The position statement, released jointly by the American College of Sports Medicine, the Academy of Nutrition and Dietetics, and the Dietitians of Canada, represents an evidence-based analysis and synthesis of more than eight years of relevant nutritional research on important dietetic practice questions, including fluid and nutrient intake, nutrition strategies for exercise recovery, and the use of performance-enhancing supplements.
One of the lead authors, Travis Thomas, PhD, of the University of Kentucky College of Health Sciences, said the positions laid out in the paper have evolved over time, and represent the authors’ best estimation of the weight and quality of science backing the various aspects of dietary recommendations for athletes.
“This is an effort that has gone on for about two years,” Thomas told NutraIngredients-USA. “This is building on the last position paper that was published about eight years ago. We usually look at revising the position paper starting at somewhere from three to six years after publication depending on what evidence is coming in.”
Overall weight of evidence
As such, some of the research that has caused excitement in the sports nutrition end of the dietary supplement industry in recent years counted for less in this group’s evaluation, as some of the ingredients in the space have only a few, small-scale studies behind them, as opposed to the raft of studies supporting the effects of macronutrients. Thomas said the way science has come to be publicized in recent years might move the needle of opinion with certain subsets of consumers, but carries less weight with committees such as the one he was involved with that are tasked with evaluating the overall weight of evidence.
“We really have looked at lots of evidence and we were not open to changing the entire view on a topic based on one study.
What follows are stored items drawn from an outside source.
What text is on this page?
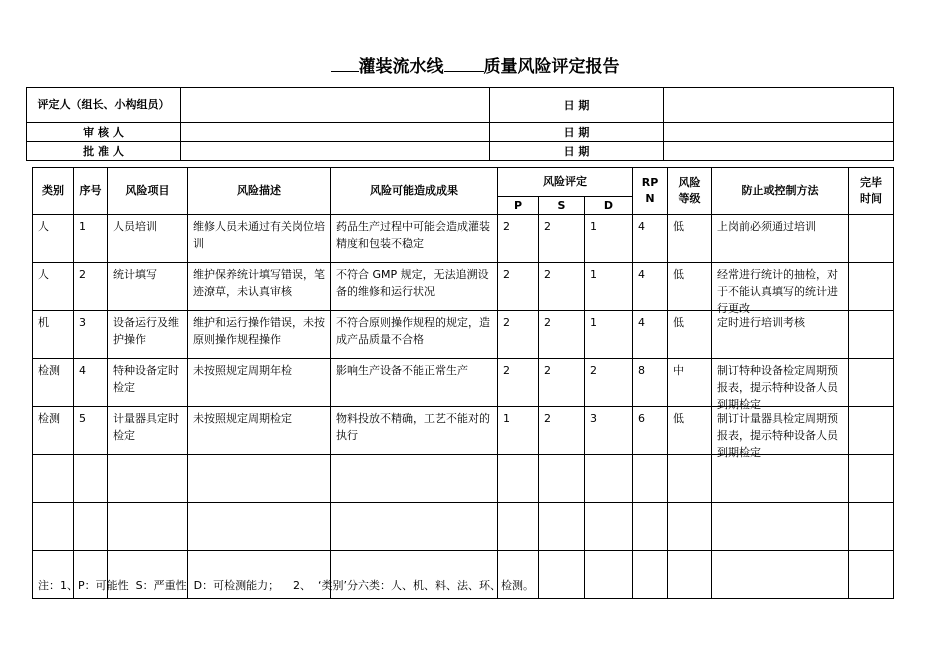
灌装流水线 质量风险评定报告
评定人（组长、小构组员）		日 期	
审 核 人		日 期	
批 准 人		日 期	
类别	序号	风险项目	风险描述	风险可能造成成果	风险评定			RPN	风险等级	防止或控制方法	完毕时间
					P	S	D				

人	1	人员培训	维修人员未通过有关岗位培训	药品生产过程中可能会造成灌装精度和包装不稳定	2	2	1	4	低	上岗前必须通过培训	

人	2	统计填写	维护保养统计填写错误，笔迹潦草，未认真审核	不符合 GMP 规定，无法追溯设备的维修和运行状况	2	2	1	4	低	经常进行统计的抽检，对于不能认真填写的统计进行更改	

机	3	设备运行及维护操作	维护和运行操作错误，未按原则操作规程操作	不符合原则操作规程的规定，造成产品质量不合格	2	2	1	4	低	定时进行培训考核	

检测	4	特种设备定时检定	未按照规定周期年检	影响生产设备不能正常生产	2	2	2	8	中	制订特种设备检定周期预报表，提示特种设备人员到期检定	

检测	5	计量器具定时检定	未按照规定周期检定	物料投放不精确，工艺不能对的执行	1	2	3	6	低	制订计量器具检定周期预报表，提示特种设备人员到期检定	

注：1、P：可能性  S：严重性  D：可检测能力；    2、  ‘类别’分六类：人、机、料、法、环、检测。
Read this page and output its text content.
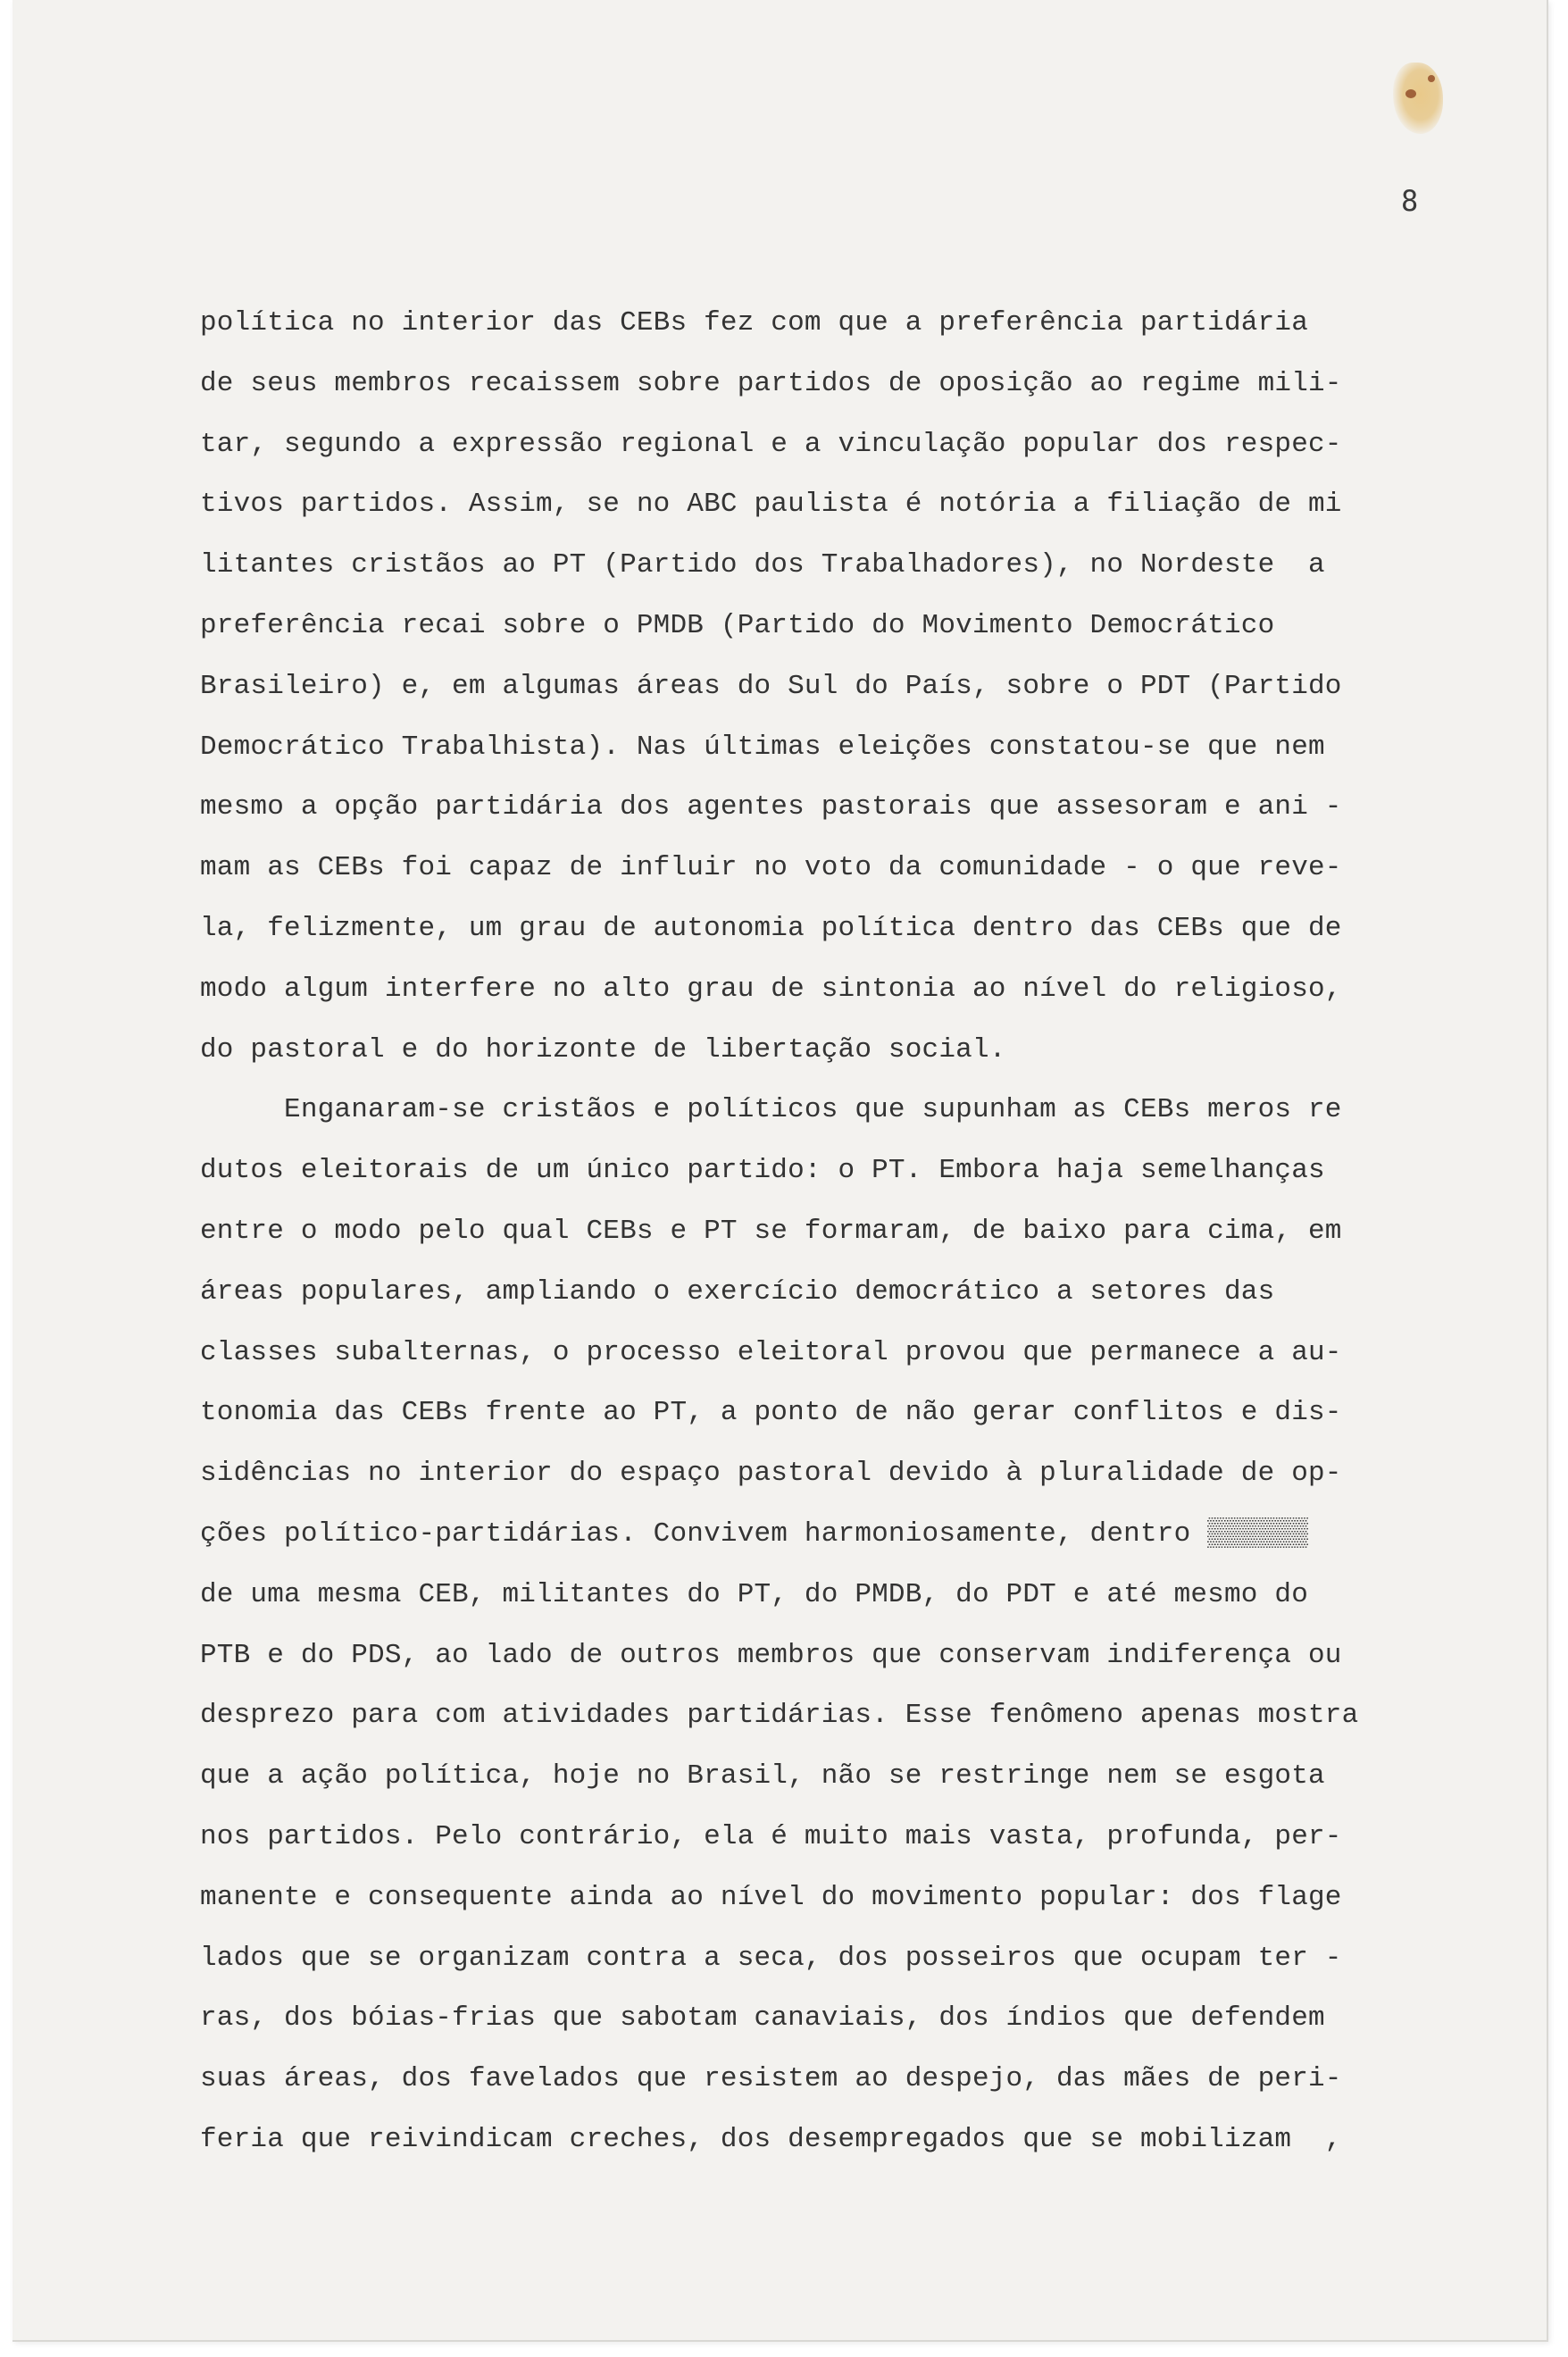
8
política no interior das CEBs fez com que a preferência partidária
de seus membros recaissem sobre partidos de oposição ao regime mili-
tar, segundo a expressão regional e a vinculação popular dos respec-
tivos partidos. Assim, se no ABC paulista é notória a filiação de mi
litantes cristãos ao PT (Partido dos Trabalhadores), no Nordeste  a
preferência recai sobre o PMDB (Partido do Movimento Democrático
Brasileiro) e, em algumas áreas do Sul do País, sobre o PDT (Partido
Democrático Trabalhista). Nas últimas eleições constatou-se que nem
mesmo a opção partidária dos agentes pastorais que assesoram e ani -
mam as CEBs foi capaz de influir no voto da comunidade - o que reve-
la, felizmente, um grau de autonomia política dentro das CEBs que de
modo algum interfere no alto grau de sintonia ao nível do religioso,
do pastoral e do horizonte de libertação social.
Enganaram-se cristãos e políticos que supunham as CEBs meros re
dutos eleitorais de um único partido: o PT. Embora haja semelhanças
entre o modo pelo qual CEBs e PT se formaram, de baixo para cima, em
áreas populares, ampliando o exercício democrático a setores das
classes subalternas, o processo eleitoral provou que permanece a au-
tonomia das CEBs frente ao PT, a ponto de não gerar conflitos e dis-
sidências no interior do espaço pastoral devido à pluralidade de op-
ções político-partidárias. Convivem harmoniosamente, dentro ▒▒▒▒▒▒
de uma mesma CEB, militantes do PT, do PMDB, do PDT e até mesmo do
PTB e do PDS, ao lado de outros membros que conservam indiferença ou
desprezo para com atividades partidárias. Esse fenômeno apenas mostra
que a ação política, hoje no Brasil, não se restringe nem se esgota
nos partidos. Pelo contrário, ela é muito mais vasta, profunda, per-
manente e consequente ainda ao nível do movimento popular: dos flage
lados que se organizam contra a seca, dos posseiros que ocupam ter -
ras, dos bóias-frias que sabotam canaviais, dos índios que defendem
suas áreas, dos favelados que resistem ao despejo, das mães de peri-
feria que reivindicam creches, dos desempregados que se mobilizam  ,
Unfortunately a lot of consumers will get caught up on certain articles that may present favorable outcomes, but those outcomes may not relate to them or to their specific training program. Many of these studies were low quality, with small numbers of participants,” Thomas said.
Thomas said the paper does contain recommendations on a number of micronutrients and five categories of supplement ingredients that appear in sports products. The micronutrients discussed are iron, vitamin D, calcium and antioxidants. In a table labeled “Sports Specific Supplements” the authors discussed creatine, caffeine, sodium bicarbonate, B-alanine and nitrate. The table lists the identified the benefits of consuming these ingredients along with cautions for their use, which can include gastrointestinal side effects and the toxicity concerns associated with over-consumption of caffeine.
Shift in protein focus
On the question of protein, the paper makes a significant shift away from recommendations based on activity type and more toward a focus on where an athlete might be in his or her training cycle. Previously it was thought that endurance athletes needed less protein, whereas more recent research suggests that a power cycle in training calls for a spike in protein consumption, whether it’s a 10,000 meter runner trying to boost his or her kick or a strength athlete going through a phase of maximum efforts.
“One of the key messages with protein is that we shouldn’t categorize athletes as endurance athletes or power athletes. Previously if you fell into one camp or another there was a difference in the total amount of protein recommended. Now we key it to the actual stage of their training,” Thomas said.
Protein intakes in general are set at 1.2 to 2.0 grams per kilogram of body weight. The paper recommends spacing this intake throughout the day, and says that more protein might be recommended if the athlete is seeking to shed body weight during training so as to better maintain lean body mass during that process. The paper places less emphasis on the widely popular notion that a large serving of protein consumed shortly after training is the best way to go.
“We recommend an even spacing of protein over the course of the day. As to whether a large serving post exercise is effective, we don’t believe we have all the answers to that,” Thomas said.
Nutrient dense carbohydrates
Dietitians as a class tend to come down hard on the side of whole foods as the best source of energy, and the committee’s position paper falls in line with that philosophy. Thomas said he was aware of some studies done on specific types of carbohydrate as ingredients in sports nutrition products, but again the overall weight of evidence was not conclusive in the authors’ evaluation.
“We are trying to promote more nutrient dense carbohydrates. When you look at where a specific carbohydrate falls on the GI scale and you are trying to relate that directly to performance there is not a lot of evidence to support that connection,” Thomas said.